Capture POA when clinically appropriate
Medicare’s mortality metric has significant financial and reputation implications. It is important to understand that conditions that develop after admission are not included in the risk adjustment, whereas conditions that are present on admission (POA) are included in risk adjustment. Herein lies the importance of capturing diagnoses as POA when clinically appropriate.
If it’s unclear whether the condition is POA, a query may be warranted to ensure that all diagnoses that contribute to risk adjustment are captured. Additionally, diagnoses that are coded as W—the provider cannot determine if the condition is POA—are counted as POA and thus used in risk adjustment calculations. It’s also important to note that any conditions that are coded in the 12 months prior to admission are included in risk adjustment. This includes prior hospitalizations as well as outpatient encounters.
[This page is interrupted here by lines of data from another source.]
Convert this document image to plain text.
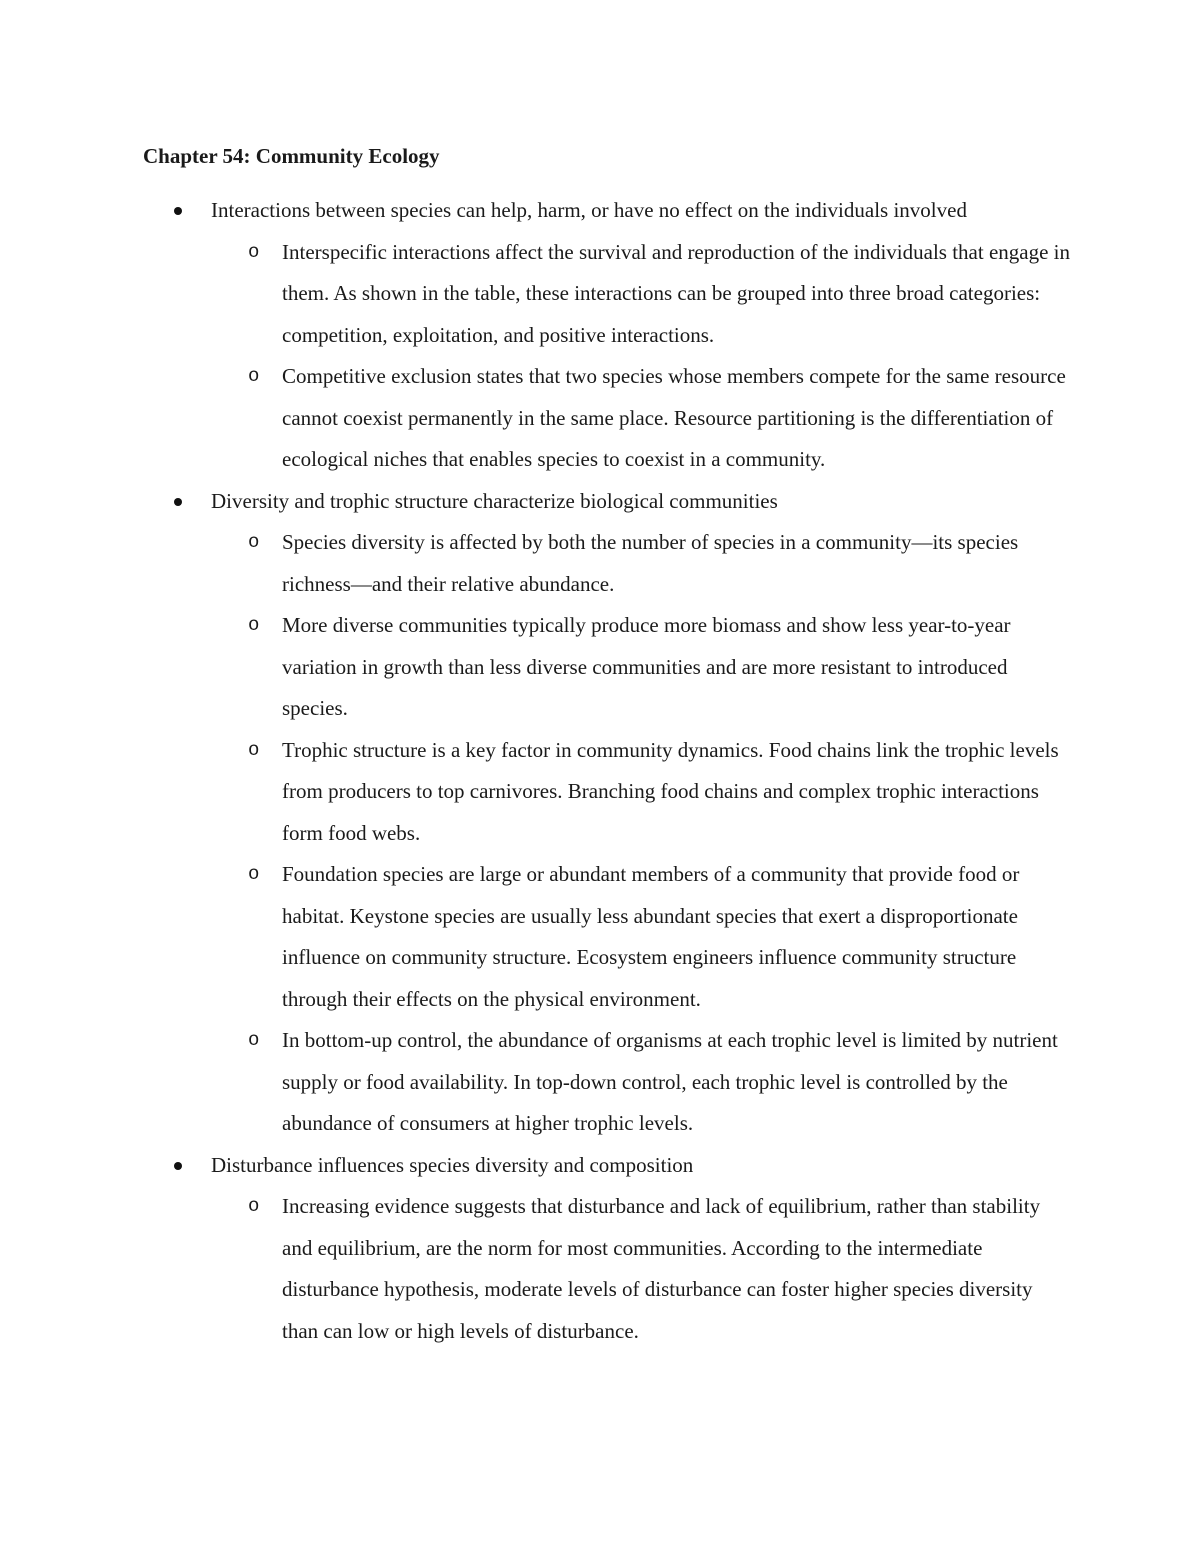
Chapter 54: Community Ecology
Interactions between species can help, harm, or have no effect on the individuals involved
o Interspecific interactions affect the survival and reproduction of the individuals that engage in them. As shown in the table, these interactions can be grouped into three broad categories: competition, exploitation, and positive interactions.
o Competitive exclusion states that two species whose members compete for the same resource cannot coexist permanently in the same place. Resource partitioning is the differentiation of ecological niches that enables species to coexist in a community.
Diversity and trophic structure characterize biological communities
o Species diversity is affected by both the number of species in a community—its species richness—and their relative abundance.
o More diverse communities typically produce more biomass and show less year-to-year variation in growth than less diverse communities and are more resistant to introduced species.
o Trophic structure is a key factor in community dynamics. Food chains link the trophic levels from producers to top carnivores. Branching food chains and complex trophic interactions form food webs.
o Foundation species are large or abundant members of a community that provide food or habitat. Keystone species are usually less abundant species that exert a disproportionate influence on community structure. Ecosystem engineers influence community structure through their effects on the physical environment.
o In bottom-up control, the abundance of organisms at each trophic level is limited by nutrient supply or food availability. In top-down control, each trophic level is controlled by the abundance of consumers at higher trophic levels.
Disturbance influences species diversity and composition
o Increasing evidence suggests that disturbance and lack of equilibrium, rather than stability and equilibrium, are the norm for most communities. According to the intermediate disturbance hypothesis, moderate levels of disturbance can foster higher species diversity than can low or high levels of disturbance.
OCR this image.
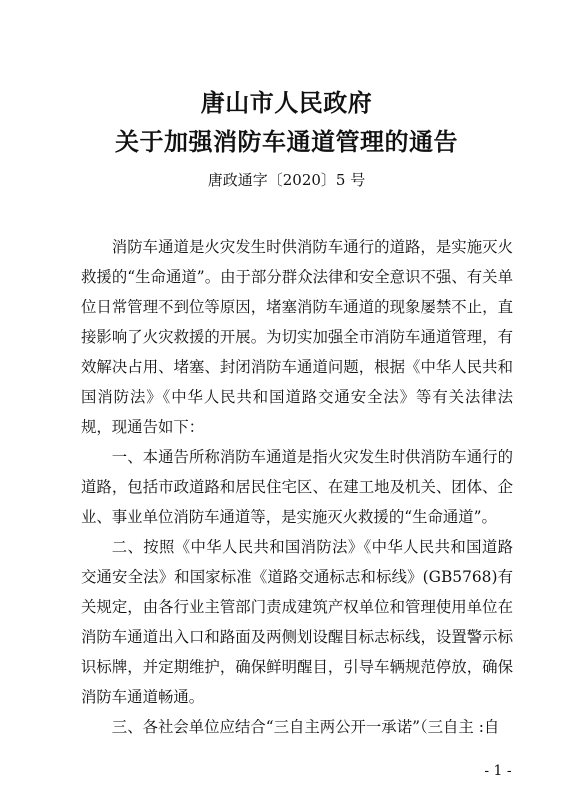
唐山市人民政府
关于加强消防车通道管理的通告
唐政通字〔2020〕5 号

消防车通道是火灾发生时供消防车通行的道路，是实施灭火救援的“生命通道”。由于部分群众法律和安全意识不强、有关单位日常管理不到位等原因，堵塞消防车通道的现象屡禁不止，直接影响了火灾救援的开展。为切实加强全市消防车通道管理，有效解决占用、堵塞、封闭消防车通道问题，根据《中华人民共和国消防法》《中华人民共和国道路交通安全法》等有关法律法规，现通告如下：

一、本通告所称消防车通道是指火灾发生时供消防车通行的道路，包括市政道路和居民住宅区、在建工地及机关、团体、企业、事业单位消防车通道等，是实施灭火救援的“生命通道”。

二、按照《中华人民共和国消防法》《中华人民共和国道路交通安全法》和国家标准《道路交通标志和标线》(GB5768)有关规定，由各行业主管部门责成建筑产权单位和管理使用单位在消防车通道出入口和路面及两侧划设醒目标志标线，设置警示标识标牌，并定期维护，确保鲜明醒目，引导车辆规范停放，确保消防车通道畅通。

三、各社会单位应结合“三自主两公开一承诺”（三自主 :自

- 1 -
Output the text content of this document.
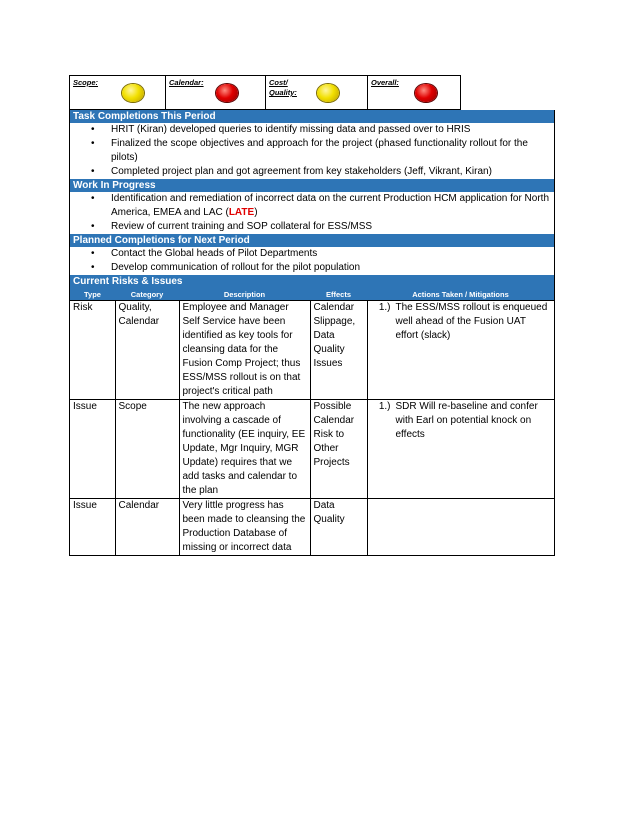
Scope:	Calendar:	Cost/ Quality:
Overall:
Task Completions This Period
• HRIT (Kiran) developed queries to identify missing data and passed over to HRIS
• Finalized the scope objectives and approach for the project (phased functionality rollout for the pilots)
• Completed project plan and got agreement from key stakeholders (Jeff, Vikrant, Kiran)
Work In Progress
• Identification and remediation of incorrect data on the current Production HCM application for North America, EMEA and LAC (LATE)
• Review of current training and SOP collateral for ESS/MSS
Planned Completions for Next Period
• Contact the Global heads of Pilot Departments
• Develop communication of rollout for the pilot population
Current Risks & Issues
Type	Category	Description	Effects	Actions Taken / Mitigations
Risk	Quality, Calendar	Employee and Manager Self Service have been identified as key tools for cleansing data for the Fusion Comp Project; thus ESS/MSS rollout is on that project's critical path	Calendar Slippage, Data Quality Issues	1.) The ESS/MSS rollout is enqueued well ahead of the Fusion UAT effort (slack)

Issue	Scope	The new approach involving a cascade of functionality (EE inquiry, EE Update, Mgr Inquiry, MGR Update) requires that we add tasks and calendar to the plan	Possible Calendar Risk to Other Projects	1.) SDR Will re-baseline and confer with Earl on potential knock on effects

Issue	Calendar	Very little progress has been made to cleansing the Production Database of missing or incorrect data	Data Quality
How to optimize mortality metrics
We share these recommendations with our own clients on how to optimize mortality metrics:
- Ensure diagnoses are captured as POA when appropriate
- Ensure diagnoses capture the appropriate acuity—acute vs. chronic
- Ensure diagnoses are captured to the highest specificity possible
To avoid penalties and thrive under CMS’s HAC Deficit Reduction Act, HAC Reduction Program and Hospital Value-Based Purchasing Program, it’s critical to have a strong CDI department that works collaboratively with the quality department. In addition, thorough clinical documentation combined with accurate coding is essential to ensure correct CC/MCC assignment and appropriate risk adjustment. And lastly, now that you have this summary as a guide, don’t let all the acronyms confuse you!